(first posted 2/3/2013) In the history of the Russian automobile industry, there were moments of light that punctuated the years and decades of drab. Clearly, this Moskvitch 2142 Prince Vladmir is not one of its more brilliant moments, especially when you consider that it was built from 1998 – 2002, the year its maker finally went belly-up. Its appearance at the Cohort, posted byDeeTwoAr, is auspicious, since its body was based on the Simca 1307/Chrysler 150 of just a few posts ago (although I would never have guessed so in the case of the notchback 2142). While doing a little research to dig up more history on these cars, I came upon the full-Brougham version, the Ivan Kalita. Are you sitting down?
Just to set the story a bit, the Moskvitch 2141 Aleko was a milestone car for the company, its first modern FWD product after decades of old (but beloved) RWD Mossies. As is quite apparent, from the A-Pillar back the Alekos body comes from the Simca 1307. From the many European cars Moskvitch evaluated for their plans to enter the modern world, the Simca was deemed suitable; however, it didn’t help morale among the engineers when they acquired the rights to build it instead of using it as the inspiration for a new, home-grown body.

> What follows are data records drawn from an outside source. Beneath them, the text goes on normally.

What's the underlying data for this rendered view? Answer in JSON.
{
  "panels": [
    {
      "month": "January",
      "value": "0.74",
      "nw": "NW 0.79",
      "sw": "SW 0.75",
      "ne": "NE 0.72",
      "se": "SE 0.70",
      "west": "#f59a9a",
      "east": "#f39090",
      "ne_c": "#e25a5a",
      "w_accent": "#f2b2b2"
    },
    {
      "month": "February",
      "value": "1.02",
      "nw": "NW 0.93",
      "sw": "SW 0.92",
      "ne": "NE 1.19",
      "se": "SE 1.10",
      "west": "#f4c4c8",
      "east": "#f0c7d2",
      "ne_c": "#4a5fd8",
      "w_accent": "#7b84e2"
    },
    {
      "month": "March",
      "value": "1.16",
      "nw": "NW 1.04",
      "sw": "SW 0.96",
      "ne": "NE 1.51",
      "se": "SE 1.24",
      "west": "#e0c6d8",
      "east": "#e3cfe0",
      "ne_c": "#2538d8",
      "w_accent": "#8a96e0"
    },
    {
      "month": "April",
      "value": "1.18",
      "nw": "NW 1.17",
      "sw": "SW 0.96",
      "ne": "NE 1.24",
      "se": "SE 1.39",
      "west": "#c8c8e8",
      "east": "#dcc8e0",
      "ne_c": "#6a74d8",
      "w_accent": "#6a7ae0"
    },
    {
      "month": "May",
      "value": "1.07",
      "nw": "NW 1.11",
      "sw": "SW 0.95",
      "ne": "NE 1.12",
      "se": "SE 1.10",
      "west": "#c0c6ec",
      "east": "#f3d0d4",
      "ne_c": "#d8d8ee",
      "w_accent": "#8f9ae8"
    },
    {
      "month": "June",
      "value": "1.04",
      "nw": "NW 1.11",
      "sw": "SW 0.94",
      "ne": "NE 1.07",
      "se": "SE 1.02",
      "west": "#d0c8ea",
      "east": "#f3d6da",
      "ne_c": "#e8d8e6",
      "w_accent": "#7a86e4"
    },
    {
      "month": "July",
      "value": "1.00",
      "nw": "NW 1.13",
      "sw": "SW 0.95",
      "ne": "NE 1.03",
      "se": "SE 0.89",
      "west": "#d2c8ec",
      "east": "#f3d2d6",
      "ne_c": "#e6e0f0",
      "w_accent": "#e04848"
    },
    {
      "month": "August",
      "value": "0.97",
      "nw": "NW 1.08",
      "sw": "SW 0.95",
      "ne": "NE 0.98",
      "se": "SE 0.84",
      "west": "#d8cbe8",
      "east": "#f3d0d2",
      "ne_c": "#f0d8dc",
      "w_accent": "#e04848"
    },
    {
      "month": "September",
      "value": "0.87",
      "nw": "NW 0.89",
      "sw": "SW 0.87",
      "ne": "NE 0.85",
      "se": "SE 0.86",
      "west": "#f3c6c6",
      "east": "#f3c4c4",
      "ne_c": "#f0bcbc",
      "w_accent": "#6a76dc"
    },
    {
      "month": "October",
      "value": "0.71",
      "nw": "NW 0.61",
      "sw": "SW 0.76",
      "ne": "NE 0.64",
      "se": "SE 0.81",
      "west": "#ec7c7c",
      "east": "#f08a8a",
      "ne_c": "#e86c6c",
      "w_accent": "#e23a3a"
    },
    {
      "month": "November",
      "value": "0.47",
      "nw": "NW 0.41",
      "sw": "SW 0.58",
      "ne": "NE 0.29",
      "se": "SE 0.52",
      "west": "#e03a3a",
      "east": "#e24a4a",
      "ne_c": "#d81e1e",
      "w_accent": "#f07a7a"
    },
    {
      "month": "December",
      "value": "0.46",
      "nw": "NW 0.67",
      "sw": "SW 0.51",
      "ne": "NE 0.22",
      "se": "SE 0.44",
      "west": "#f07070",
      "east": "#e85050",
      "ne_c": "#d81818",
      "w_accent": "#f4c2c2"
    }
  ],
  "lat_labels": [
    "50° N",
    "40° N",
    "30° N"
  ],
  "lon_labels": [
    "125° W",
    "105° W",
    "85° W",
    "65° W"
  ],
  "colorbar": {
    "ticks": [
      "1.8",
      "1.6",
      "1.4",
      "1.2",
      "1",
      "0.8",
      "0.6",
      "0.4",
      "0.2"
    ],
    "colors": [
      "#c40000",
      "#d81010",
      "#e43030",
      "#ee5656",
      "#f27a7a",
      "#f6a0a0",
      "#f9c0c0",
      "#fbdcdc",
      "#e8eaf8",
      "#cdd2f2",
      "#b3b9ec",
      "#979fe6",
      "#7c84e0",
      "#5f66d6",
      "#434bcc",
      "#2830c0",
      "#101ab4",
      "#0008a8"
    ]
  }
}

But under the skin, the Aleko is much more Audi in terms of its longitudinal engine placement, which was necessitated because the Moskvitch four was too large to fit sideways; the suspension also cribs from Audi. The Aleko finally went into production in 1986, and was built in numerous versions until Moskvitch’s end, in 2002.
The 2142 was an obvious attempt to take the Aleko platform upscale by adding 20 mm to the wheelbase. Presumably, that explains the odd fixed glass in the rear window; clearly, it was cheaper to graft it onto an extended door (and keep the existing movable window pane and mechanism) than to tool up for a proper new one. There were three versions: the Prince Vladmir, shown at the top as a mid-level sedan–and then there was this, the Ivan Kalita, the Brougham of Moskvitchs.
Here’s a side view. But it gets better still:
If the wheelbase can be enlarged, it can also be shortened–drastically, even. Here’s the 2142 Duet:
Would anyone guess that this started out as a Simca 1307? Let’s just say Moskvitch’s attempts to cash in on the new-found wealth in Russia was not successful. A Mercedes 500SL, this ain’t.